By Dr. Asir Ajmal
The boy was sixteen. He looked upset, dark circles around his eyes bore witness to many a sleepless night in front of his laptop. He hesitated a bit, uneasy in his seat, and then confessed. “I am a sinner. I commit the sin every day and then repent. Everyday I promise Allah that I won’t do it again. But I am not strong enough. I switch on the laptop and there I go again.” This was a few years ago. More recently, the culprit is not the computer, but the mobile phone; And the teenagers, boys and girls are caught up in an addiction to pornography on their phones followed by masturbation.
This story is so common in Pakistan that every therapist reading it can relate. They must have seen tens of such clients if not more. And the problem is invariably giving into the carnal sin, but this sin, as one boy put it, is self-abuse.
It is not guilt alone that causes the distress. An incredible amount of pain is caused by the erroneous belief that somehow the act of masturbation is causing their bodies to erode from within, sapping all their strength. The idea that they would not only burn in hell in the afterlife, because they have sinned, but that their health is also being ruined in this world, is ironically responsible for ruining their mental health.
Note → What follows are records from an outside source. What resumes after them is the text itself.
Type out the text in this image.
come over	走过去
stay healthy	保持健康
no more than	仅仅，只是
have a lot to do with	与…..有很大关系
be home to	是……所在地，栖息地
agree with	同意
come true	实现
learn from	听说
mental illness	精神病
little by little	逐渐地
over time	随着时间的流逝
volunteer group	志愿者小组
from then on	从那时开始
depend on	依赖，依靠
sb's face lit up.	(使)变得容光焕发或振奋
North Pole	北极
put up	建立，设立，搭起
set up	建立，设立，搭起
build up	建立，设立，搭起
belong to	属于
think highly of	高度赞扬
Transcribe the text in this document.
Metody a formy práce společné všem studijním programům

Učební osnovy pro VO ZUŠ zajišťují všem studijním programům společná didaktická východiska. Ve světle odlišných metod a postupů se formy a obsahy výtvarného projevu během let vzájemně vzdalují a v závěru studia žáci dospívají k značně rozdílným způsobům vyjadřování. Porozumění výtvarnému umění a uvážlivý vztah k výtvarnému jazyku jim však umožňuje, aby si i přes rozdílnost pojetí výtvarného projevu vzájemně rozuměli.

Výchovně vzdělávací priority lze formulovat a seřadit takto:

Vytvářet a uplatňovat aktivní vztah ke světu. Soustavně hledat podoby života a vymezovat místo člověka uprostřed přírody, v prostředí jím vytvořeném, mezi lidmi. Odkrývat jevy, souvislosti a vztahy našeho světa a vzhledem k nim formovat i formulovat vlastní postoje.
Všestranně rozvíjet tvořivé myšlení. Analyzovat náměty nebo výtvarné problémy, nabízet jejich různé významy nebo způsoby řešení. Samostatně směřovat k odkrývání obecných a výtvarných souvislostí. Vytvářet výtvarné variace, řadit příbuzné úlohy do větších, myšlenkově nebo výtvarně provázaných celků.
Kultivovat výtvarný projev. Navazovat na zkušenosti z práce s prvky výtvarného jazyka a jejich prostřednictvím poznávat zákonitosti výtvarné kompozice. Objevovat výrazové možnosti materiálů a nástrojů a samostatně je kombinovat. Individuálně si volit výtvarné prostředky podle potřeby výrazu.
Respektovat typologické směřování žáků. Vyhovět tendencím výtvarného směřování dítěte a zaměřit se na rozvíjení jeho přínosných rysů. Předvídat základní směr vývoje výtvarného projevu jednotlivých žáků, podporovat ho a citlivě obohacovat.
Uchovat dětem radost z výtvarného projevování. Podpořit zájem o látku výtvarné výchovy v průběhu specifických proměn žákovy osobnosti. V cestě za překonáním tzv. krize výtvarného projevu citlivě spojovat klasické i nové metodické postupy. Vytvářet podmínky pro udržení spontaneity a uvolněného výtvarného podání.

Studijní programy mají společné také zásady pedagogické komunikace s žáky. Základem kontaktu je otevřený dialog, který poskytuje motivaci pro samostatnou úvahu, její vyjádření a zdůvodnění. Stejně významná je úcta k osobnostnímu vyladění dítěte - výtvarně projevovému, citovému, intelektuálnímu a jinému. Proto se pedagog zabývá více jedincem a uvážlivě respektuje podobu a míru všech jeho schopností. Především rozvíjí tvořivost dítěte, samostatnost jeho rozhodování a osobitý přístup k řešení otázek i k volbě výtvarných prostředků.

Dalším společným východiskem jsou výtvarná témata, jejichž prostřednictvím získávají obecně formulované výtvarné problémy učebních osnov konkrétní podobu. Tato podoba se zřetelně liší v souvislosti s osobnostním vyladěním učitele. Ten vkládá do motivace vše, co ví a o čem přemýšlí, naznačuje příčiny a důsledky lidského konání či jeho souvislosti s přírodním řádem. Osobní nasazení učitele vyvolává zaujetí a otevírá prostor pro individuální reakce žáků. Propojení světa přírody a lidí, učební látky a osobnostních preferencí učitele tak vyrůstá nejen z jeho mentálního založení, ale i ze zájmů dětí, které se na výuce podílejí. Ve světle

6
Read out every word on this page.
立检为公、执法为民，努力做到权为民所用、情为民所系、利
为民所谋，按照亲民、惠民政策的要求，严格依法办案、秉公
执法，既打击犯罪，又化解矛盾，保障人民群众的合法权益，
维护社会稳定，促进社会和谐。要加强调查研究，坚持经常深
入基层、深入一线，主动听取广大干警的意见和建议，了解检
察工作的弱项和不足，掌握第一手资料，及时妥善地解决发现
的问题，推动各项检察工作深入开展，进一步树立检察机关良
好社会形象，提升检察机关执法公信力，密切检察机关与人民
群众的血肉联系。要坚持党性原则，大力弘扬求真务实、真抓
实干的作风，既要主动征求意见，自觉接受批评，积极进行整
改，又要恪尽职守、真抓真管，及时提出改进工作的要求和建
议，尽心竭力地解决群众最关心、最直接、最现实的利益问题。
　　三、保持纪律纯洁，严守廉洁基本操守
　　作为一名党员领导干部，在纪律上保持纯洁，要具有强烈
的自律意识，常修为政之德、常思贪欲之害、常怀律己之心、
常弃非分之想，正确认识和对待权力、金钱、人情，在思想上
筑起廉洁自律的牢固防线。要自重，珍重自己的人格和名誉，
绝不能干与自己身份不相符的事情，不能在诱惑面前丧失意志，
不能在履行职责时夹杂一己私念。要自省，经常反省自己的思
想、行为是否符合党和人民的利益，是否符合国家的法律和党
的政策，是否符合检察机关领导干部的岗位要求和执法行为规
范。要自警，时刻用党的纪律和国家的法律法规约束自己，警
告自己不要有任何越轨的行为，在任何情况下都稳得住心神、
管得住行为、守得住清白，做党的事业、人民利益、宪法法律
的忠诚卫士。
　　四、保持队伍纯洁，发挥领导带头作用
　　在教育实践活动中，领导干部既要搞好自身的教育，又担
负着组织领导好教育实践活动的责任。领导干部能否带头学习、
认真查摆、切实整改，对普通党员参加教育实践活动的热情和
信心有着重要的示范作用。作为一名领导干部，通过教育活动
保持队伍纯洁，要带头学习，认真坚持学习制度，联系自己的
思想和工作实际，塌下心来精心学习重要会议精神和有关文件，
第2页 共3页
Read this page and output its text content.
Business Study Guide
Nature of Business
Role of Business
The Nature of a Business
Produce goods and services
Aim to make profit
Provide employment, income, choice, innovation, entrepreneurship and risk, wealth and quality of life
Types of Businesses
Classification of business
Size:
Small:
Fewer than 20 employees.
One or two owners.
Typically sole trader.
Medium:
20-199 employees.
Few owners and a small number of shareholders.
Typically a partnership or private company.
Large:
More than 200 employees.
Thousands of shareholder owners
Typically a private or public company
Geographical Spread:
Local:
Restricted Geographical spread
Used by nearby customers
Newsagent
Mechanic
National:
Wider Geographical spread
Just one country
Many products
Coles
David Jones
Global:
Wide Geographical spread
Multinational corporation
These erroneous and misinformed beliefs cause so much misery that these boys over time end up with extreme anxiety, depression and somatic symptoms.
The problem is that even among psychologists in Pakistan, there is no consensus on the issue, let alone among parents, teachers, priests or doctors. I once attended a workshop where the psychologist suggested removing the door from the boy’s bedroom and depriving him of privacy in order to prevent the “vice of self-abuse”. She even suggested that the boy be made to put on boxing gloves to keep his hands away from mischief.
I was shocked and when I complained to a senior psychologist, who incidentally was a Freudian– I expected him to understand– he said he didn’t agree with me that masturbation was a harmless act. After all, was it not Freud who had said that masturbation weakens the personality and causes neurasthenia?
ISLAM DOES NOT FORBID IT.
On the issue of Islam, I found many religious sources that declared masturbation as not sinful. Some even argued that masturbation was a protection against fornication and adultery, and was therefore certainly not a sin, if not a virtue.
GIRLS ALSO SUFFER FROM GUILT & MISCONCEPTIONS
When an earlier version of this article was first published, a woman, also a clinical psychologist, commented that in her view it was a harmful act not only for boys and men, but also for women. She thought that girls experience infertility and other gynecological complications because of masturbation.
There is absolutely no basis to such claims. Also from am an Islamic point of view, one can see how if the logic of prevention of adultery applies to men, it can be applied to women also.
SEX EDUCATION IS NEEDED EVEN FOR PSYCHOLOGISTS
I educate such clients about the harmlessness of masturbation both in physical as well as religious sense. Educating young men about sex and masturbation is something most Pakistani psychologist have to do at some point in their careers. I wonder if psychologists understand their responsibility to first educate themselves about sex and sex education. It will do them, their partners, and their clients some good.